Arthur Herman, the finalist who will visit campus first this year, was a finalist for a Pulitzer Prize for “Gandhi and Churchill: The Epic Rivalry That Destroyed an Empire and Forged Our Age” and also wrote a New York Times bestselling work, “How the Scots Invented the Modern World.”
Herman will share a presentation titled “Arsenal of Democracy: The Business of Victory in World War II” at 3 p.m. March 4 in Old Main Chapel, the release said.
Terry Anderson co-authored “The Not So Wild, Wild West: Property Rights on the Frontier,” which won the 2005 Sir Antony Fisher International Memorial Award. Previously, the release said, he was a professor in the Department of Agricultural Economics and Economics at Montana State University.
Anderson will present “Markets vs. Politics: The Next Generation of Environmentalism” at 6 p.m. March 13 in Engineering Center room 200, the release said.
Bradley Birzer, the Russell Amos Kirk Chair in American Studies and professor of history at Hillsdale College, is a co-founder and senior contributor to The Imaginative Conservative Blog. His most recent book, “American Cicero: The Life of Charles Carroll,” was named National Book of the Month by the Knights of Columbus.
Birzer will present at 3 p.m. April 2 in Eaton Humanities room 250, the release said, on “Conserving What is Humane: From the American Founding to T.S. Eliot?”

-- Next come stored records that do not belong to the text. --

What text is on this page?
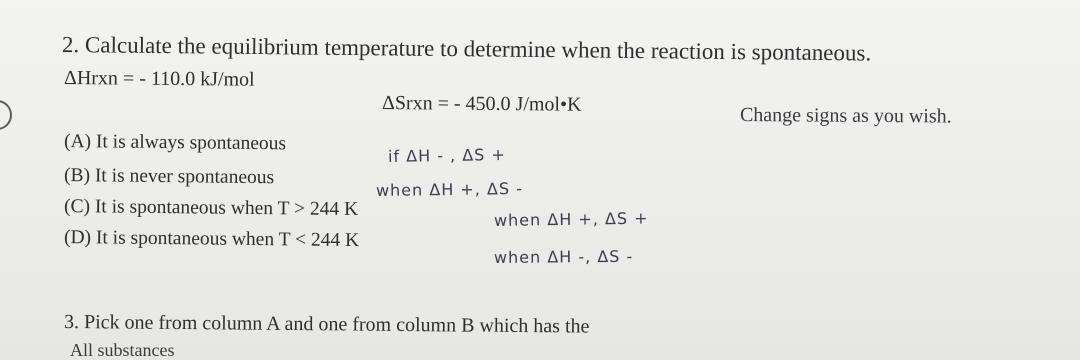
2. Calculate the equilibrium temperature to determine when the reaction is spontaneous.
ΔHrxn = - 110.0 kJ/mol
ΔSrxn = - 450.0 J/mol•K	Change signs as you wish.
(A) It is always spontaneous
if ΔH - , ΔS +
(B) It is never spontaneous
when ΔH +, ΔS -
(C) It is spontaneous when T > 244 K	when ΔH +, ΔS +
(D) It is spontaneous when T < 244 K
when ΔH -, ΔS -
3. Pick one from column A and one from column B which has the
All substances
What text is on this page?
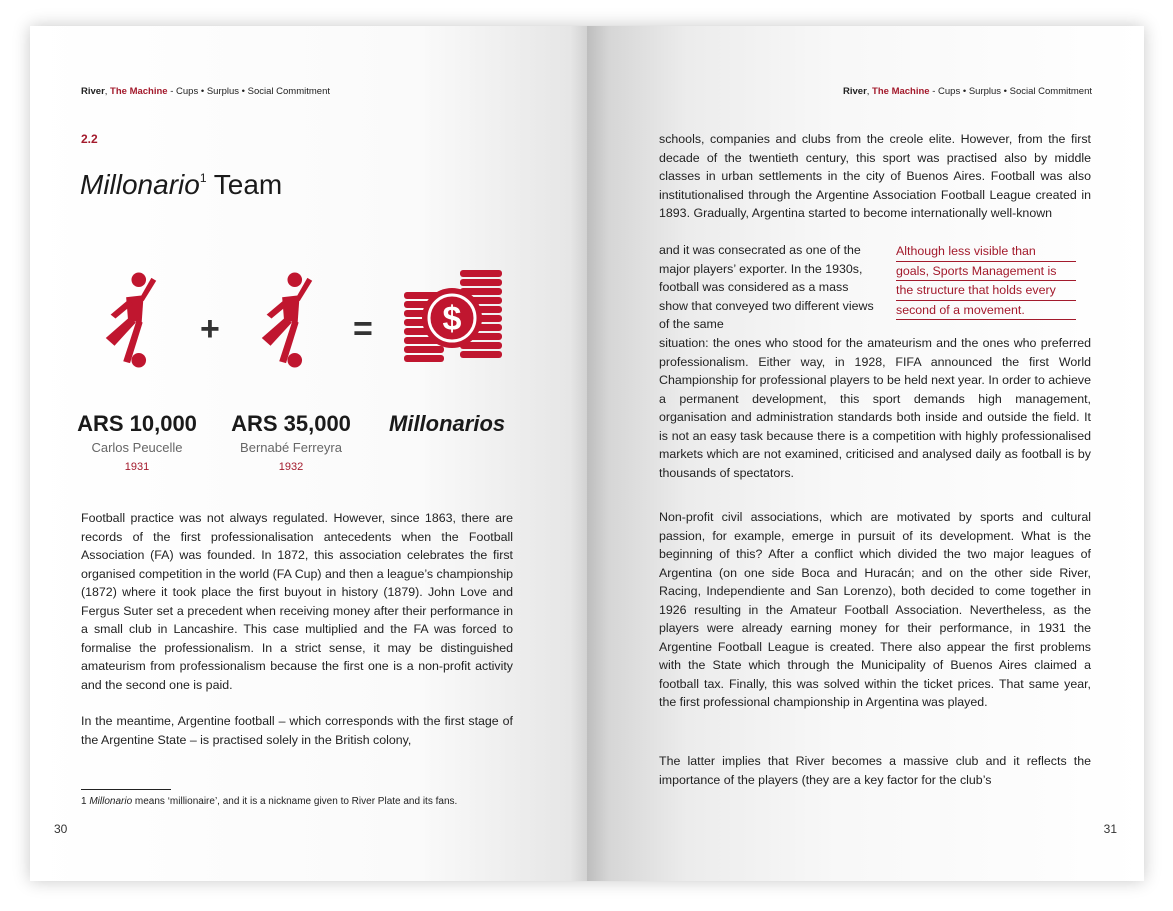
River, The Machine - Cups • Surplus • Social Commitment
2.2
Millonario$^1$ Team
+	= $
ARS 10,000
Carlos Peucelle
1931
ARS 35,000
Bernabé Ferreyra
1932
Millonarios

Football practice was not always regulated. However, since 1863, there are records of the first professionalisation antecedents when the Football Association (FA) was founded. In 1872, this association celebrates the first organised competition in the world (FA Cup) and then a league’s championship (1872) where it took place the first buyout in history (1879). John Love and Fergus Suter set a precedent when receiving money after their performance in a small club in Lancashire. This case multiplied and the FA was forced to formalise the professionalism. In a strict sense, it may be distinguished amateurism from professionalism because the first one is a non-profit activity and the second one is paid.

In the meantime, Argentine football – which corresponds with the first stage of the Argentine State – is practised solely in the British colony,

1 Millonario means ‘millionaire’, and it is a nickname given to River Plate and its fans.
30
River, The Machine - Cups • Surplus • Social Commitment

schools, companies and clubs from the creole elite. However, from the first decade of the twentieth century, this sport was practised also by middle classes in urban settlements in the city of Buenos Aires. Football was also institutionalised through the Argentine Association Football League created in 1893. Gradually, Argentina started to become internationally well-known

and it was consecrated as one of the major players’ exporter. In the 1930s, football was considered as a mass show that conveyed two different views of the same

Although less visible than
goals, Sports Management is
the structure that holds every
second of a movement.

situation: the ones who stood for the amateurism and the ones who preferred professionalism. Either way, in 1928, FIFA announced the first World Championship for professional players to be held next year. In order to achieve a permanent development, this sport demands high management, organisation and administration standards both inside and outside the field. It is not an easy task because there is a competition with highly professionalised markets which are not examined, criticised and analysed daily as football is by thousands of spectators.

Non-profit civil associations, which are motivated by sports and cultural passion, for example, emerge in pursuit of its development. What is the beginning of this? After a conflict which divided the two major leagues of Argentina (on one side Boca and Huracán; and on the other side River, Racing, Independiente and San Lorenzo), both decided to come together in 1926 resulting in the Amateur Football Association. Nevertheless, as the players were already earning money for their performance, in 1931 the Argentine Football League is created. There also appear the first problems with the State which through the Municipality of Buenos Aires claimed a football tax. Finally, this was solved within the ticket prices. That same year, the first professional championship in Argentina was played.

The latter implies that River becomes a massive club and it reflects the importance of the players (they are a key factor for the club’s

31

Gary Libecap is a professor of corporate environmental management at the Bren School of Environmental Science and Management and Department of Economics at the University of California, Santa Barbara. Libecap has served as the Pitt Professor of American History and Institutions on the Economics Faculty at Cambridge University and as president of the Economic History Association, Western Economics Association International and the International Society for New Institutional Economics.

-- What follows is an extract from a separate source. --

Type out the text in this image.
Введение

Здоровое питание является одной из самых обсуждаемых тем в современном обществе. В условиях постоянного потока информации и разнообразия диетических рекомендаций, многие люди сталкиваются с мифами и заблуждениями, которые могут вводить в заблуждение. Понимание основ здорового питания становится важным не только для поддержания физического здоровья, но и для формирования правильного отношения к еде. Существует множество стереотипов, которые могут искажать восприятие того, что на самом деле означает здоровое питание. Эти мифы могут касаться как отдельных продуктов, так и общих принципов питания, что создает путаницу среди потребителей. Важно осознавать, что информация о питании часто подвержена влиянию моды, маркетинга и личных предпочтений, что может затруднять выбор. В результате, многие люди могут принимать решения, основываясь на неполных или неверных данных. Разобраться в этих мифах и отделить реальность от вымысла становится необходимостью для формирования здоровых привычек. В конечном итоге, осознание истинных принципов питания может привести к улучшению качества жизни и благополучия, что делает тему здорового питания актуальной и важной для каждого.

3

Libecap will give a presentation, “Why is Confronting Global Environmental Problems So Difficult? What Can We Learn From Examining Many Different Cases?” at 4 p.m. April 10 in Hale Science room 230, the release said.
The four finalists join Ron Haskins, who was named a finalist for the position last year. The release said Haskins, a senior fellow and co-director of the Center on Children and Families at the Brookings Institution, will not be brought to campus again.

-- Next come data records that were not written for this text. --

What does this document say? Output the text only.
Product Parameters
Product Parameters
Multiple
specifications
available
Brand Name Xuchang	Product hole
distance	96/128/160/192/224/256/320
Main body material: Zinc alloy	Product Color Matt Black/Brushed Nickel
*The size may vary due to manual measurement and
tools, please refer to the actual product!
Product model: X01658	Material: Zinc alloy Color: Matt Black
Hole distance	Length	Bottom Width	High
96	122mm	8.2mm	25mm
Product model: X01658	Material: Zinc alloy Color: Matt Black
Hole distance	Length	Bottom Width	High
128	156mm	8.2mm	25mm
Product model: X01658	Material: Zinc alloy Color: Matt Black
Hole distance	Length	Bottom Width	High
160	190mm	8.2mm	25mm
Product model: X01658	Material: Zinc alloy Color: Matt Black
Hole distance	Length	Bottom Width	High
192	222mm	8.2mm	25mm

The pilot visiting scholar program, which entered its inaugural year this fall with newly endowed Professor Steven Hayward, brings to campus well-known scholars who are engaged in analytical scholarship or practice of conservative thinking and policymaking.
The visiting scholar search committee is chaired by Ann Carlos, associate dean for social sciences in CU’s College of Arts and Sciences.
According to the release, non-university members of the search committee include David Pyle, founder and CEO of American Career College; Mike Rosen, long-time radio host on AM 850 KOA and Denver Post columnist and political commentator; Bob Greenlee, former Boulder City Council member and mayor and current president of Centennial Investment & Management Company Inc.; CU President Emeritus Hank Brown; and Earl Wright, CEO of AMG National Trust Bank.
Faculty members on the committee include David Brown, professor and chair of political science; Daniel Kaffine, associate professor of economics; Susan Kent, professor and chair of history; and Bradley Monton, associate professor of philosophy.